Suspect detained after police detonate ‘bomb-like device’ in central Oslo (PHOTO, VIDEO)
The suspect, said to be an asylum-seeker from Russia who came to the country in 2010, was arrested on suspicion of possessing explosives. The young man is being questioned as a suspect, Oslo police said on their official Twitter page, but the youth’s culpability and motive have not yet been established.
“It is unclear whether the 17-year-old was planning to carry out a terrorist attack,” Norwegian Police Security Service (PST) chief Benedicte Bjornland told a news conference.
“PST is now working on finding his intentions and find out whether others are involved,” added chief prosecutor Signe Aaling, as quoted by AP
Police have conducted a controlled detonation of the suspicious object, police spokesman Svein Arild Jørundland told VG, adding that at the moment it is unknown whether the device actually contained any explosive elements.
However, he noted that the blast appeared to be more powerful than expected in case of an ordinary detonation, adding that bomb disposal experts have been examining the aftermath of the explosion.
"The noise from the blast was louder than our explosives themselves would cause," a police spokesman was quoted by Reuters.
Eyewitnesses reported that a large number of police cars and ambulances were called to the area.
Police earlier said on Twitter that they believe the device “does not have a huge potential for injuries.”
Oslo.
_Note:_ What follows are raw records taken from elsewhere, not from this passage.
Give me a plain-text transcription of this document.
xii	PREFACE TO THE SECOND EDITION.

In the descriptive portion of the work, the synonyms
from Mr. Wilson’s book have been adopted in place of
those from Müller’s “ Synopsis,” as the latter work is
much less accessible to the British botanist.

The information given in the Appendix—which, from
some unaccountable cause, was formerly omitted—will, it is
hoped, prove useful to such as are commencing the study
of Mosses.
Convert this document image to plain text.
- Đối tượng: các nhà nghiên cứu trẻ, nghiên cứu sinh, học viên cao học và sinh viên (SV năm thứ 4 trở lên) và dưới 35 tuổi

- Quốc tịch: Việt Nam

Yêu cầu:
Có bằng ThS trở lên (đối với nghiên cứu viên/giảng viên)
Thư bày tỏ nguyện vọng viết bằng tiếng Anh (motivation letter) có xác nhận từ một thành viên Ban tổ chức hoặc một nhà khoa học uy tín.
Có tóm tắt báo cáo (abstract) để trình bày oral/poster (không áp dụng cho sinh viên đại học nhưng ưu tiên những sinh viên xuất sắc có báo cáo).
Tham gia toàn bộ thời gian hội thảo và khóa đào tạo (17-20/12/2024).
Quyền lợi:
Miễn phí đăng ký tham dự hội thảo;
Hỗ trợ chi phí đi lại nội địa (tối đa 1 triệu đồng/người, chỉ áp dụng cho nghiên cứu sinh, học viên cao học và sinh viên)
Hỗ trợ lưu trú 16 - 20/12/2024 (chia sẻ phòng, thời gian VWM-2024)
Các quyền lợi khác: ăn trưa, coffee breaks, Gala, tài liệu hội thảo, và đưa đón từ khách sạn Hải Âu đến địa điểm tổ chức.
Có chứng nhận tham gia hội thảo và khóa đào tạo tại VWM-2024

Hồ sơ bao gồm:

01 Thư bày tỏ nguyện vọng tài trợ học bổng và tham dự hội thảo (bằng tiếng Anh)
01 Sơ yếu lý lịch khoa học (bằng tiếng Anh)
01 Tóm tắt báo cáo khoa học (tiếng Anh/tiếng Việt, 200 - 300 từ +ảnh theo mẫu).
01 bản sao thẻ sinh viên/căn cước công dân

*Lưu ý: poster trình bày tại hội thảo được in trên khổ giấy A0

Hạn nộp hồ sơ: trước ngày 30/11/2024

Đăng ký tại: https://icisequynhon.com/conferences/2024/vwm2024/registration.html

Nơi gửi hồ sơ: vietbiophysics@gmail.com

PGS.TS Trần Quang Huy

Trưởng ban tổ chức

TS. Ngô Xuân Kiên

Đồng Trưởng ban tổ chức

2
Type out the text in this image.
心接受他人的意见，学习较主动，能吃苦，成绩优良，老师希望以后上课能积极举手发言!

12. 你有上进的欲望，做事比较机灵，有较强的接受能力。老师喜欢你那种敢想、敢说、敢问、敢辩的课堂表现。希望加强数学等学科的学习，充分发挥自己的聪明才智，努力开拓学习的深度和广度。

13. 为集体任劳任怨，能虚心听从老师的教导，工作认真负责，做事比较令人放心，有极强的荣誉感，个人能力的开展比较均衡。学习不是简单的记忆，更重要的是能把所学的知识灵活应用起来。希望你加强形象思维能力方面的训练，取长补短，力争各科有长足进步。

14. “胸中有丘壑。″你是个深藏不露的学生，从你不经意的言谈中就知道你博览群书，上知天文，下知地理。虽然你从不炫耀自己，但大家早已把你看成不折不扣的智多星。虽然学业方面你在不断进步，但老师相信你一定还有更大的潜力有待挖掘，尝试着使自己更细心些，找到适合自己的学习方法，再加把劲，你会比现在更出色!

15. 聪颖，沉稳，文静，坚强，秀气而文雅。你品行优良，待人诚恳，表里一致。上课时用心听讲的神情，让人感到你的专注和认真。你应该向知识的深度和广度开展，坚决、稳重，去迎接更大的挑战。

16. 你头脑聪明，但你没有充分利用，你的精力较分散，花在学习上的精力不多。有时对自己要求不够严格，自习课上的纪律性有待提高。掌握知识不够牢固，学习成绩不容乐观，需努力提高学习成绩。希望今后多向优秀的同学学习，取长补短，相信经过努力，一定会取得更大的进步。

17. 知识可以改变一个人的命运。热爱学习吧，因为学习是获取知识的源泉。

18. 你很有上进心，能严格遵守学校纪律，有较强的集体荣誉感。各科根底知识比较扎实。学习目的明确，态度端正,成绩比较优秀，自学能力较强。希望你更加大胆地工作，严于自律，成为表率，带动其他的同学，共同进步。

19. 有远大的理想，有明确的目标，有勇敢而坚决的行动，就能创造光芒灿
Alarm bombowy, 1 os zatrzymana pic.twitter.com/IsAKhdG76U— Wojciech Szewko (@wszewko) 8 апреля 2017 г.
The suspiciously-looking item was found near a bridge on Grønlandsleiret, one of the Norwegian capital’s main streets, Jørundland told VG, adding that a bomb squad has been dispatched to the scene.
Politi med tohåndsvåpen på stedet har stengt brua over Grønlandsleiret for fotgjengere fordi «det ikke er trygt» og «en mulig bombe». pic.twitter.com/uYNaJjDmRP— Harald S. Klungtveit (@Klungtveit) 8 апреля 2017 г.
The PST has raised the terrorist threat level in the country from “possible” to “probable” for the next two months, Bjornland told journalists.